Warnstreiks an Unikliniken im Südwesten - Wo Patienten warten müssen
Von Tatjana Bojic
Ulm - Patientinnen und Patienten an der Universitätsklinik in Ulm sollten sich auf mögliche Einschränkungen einstellen. Wegen eines ganztägigen Warnstreiks kann es am Montag zu längeren Wartezeiten kommen.
Die Gewerkschaft ver.di rief die Klinikbeschäftigten in der laufenden Tarifrunde zu Arbeitsniederlegungen auf. Und: Ulm ist laut ver.di nur der Beginn der Warnstreiks in dieser Woche. Am Dienstag sind Kliniken in Freiburg, Heidelberg und Tübingen an der Reihe.

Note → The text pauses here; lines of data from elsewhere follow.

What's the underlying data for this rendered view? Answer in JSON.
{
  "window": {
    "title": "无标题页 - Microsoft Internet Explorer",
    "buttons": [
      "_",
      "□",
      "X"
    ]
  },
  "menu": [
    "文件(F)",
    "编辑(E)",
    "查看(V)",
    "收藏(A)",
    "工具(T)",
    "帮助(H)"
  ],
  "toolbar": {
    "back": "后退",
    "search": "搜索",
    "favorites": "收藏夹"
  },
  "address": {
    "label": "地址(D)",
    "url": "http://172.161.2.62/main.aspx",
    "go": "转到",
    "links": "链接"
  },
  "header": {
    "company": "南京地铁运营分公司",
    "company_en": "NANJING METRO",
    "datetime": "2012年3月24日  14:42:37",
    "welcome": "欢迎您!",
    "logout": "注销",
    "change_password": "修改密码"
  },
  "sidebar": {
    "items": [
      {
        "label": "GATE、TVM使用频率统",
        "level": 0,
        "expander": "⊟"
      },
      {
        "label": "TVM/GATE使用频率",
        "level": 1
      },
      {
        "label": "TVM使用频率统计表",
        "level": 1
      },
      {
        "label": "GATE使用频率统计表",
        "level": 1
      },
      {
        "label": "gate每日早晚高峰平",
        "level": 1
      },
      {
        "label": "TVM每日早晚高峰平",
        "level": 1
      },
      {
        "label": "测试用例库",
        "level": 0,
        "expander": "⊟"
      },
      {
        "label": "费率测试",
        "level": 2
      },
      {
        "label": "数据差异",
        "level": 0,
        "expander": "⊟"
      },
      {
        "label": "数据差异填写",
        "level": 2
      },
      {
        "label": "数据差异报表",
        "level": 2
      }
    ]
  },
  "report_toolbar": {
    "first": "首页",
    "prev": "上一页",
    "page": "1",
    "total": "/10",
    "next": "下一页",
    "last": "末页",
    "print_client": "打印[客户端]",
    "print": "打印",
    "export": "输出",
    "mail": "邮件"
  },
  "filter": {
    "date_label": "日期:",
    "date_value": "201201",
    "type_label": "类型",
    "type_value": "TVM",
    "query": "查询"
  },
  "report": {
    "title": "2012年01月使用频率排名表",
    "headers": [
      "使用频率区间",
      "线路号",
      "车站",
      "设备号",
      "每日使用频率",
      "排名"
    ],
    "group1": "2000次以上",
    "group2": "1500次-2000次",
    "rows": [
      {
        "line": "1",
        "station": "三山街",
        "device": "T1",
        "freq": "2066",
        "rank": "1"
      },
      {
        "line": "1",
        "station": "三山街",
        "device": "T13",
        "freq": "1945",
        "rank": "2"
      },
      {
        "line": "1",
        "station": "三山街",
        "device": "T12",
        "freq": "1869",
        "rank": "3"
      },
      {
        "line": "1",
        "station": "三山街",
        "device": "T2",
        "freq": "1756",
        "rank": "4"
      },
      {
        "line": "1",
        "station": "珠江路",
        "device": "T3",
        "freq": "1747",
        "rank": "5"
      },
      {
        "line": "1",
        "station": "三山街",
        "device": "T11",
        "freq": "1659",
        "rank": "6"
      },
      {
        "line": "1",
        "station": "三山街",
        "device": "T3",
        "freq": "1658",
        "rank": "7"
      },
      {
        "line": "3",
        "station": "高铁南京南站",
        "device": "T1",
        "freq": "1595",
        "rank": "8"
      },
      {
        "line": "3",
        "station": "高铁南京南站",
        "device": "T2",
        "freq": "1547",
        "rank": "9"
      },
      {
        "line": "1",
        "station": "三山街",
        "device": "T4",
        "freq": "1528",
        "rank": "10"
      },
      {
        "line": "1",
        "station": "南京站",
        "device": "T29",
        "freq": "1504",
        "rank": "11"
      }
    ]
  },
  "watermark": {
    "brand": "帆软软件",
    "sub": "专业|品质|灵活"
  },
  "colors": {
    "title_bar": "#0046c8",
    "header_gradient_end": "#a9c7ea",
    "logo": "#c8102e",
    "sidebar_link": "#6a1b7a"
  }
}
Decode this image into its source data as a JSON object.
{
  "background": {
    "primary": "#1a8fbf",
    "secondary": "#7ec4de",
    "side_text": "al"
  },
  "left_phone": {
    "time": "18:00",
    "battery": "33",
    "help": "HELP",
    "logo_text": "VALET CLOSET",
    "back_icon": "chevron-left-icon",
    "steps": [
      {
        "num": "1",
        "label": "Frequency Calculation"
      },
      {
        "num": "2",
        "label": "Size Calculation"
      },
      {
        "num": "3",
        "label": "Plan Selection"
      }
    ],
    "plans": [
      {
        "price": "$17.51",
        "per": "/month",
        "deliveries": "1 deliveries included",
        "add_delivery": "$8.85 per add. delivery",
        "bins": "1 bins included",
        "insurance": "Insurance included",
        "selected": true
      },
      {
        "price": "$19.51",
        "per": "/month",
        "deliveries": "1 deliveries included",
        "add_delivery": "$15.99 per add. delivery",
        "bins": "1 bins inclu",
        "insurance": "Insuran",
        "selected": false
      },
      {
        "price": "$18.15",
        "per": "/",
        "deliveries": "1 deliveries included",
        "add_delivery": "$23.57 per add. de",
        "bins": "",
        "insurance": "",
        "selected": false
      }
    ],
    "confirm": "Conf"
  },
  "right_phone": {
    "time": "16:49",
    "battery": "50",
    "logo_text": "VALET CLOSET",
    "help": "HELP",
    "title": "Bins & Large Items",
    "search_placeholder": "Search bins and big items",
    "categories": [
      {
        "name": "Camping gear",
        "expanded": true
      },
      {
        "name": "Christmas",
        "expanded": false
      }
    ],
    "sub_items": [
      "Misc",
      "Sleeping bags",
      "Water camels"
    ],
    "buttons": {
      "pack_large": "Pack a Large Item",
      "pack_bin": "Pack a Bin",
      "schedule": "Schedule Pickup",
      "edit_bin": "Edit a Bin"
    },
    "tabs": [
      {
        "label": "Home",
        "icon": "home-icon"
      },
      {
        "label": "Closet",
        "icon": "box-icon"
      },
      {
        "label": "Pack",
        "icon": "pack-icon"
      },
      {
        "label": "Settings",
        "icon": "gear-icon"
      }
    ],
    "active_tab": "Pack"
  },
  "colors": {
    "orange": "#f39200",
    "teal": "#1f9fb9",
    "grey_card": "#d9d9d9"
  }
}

Die Gewerkschaft rechnet an beiden Tagen mit insgesamt rund 1500 Teilnehmenden.
Die Notfallversorgung und lebenswichtige Behandlungen sollen weiter gewährleistet bleiben. In Einzelfällen könne es aber zu Einschränkungen oder Verzögerungen kommen, sagte ein ver.di-Sprecher.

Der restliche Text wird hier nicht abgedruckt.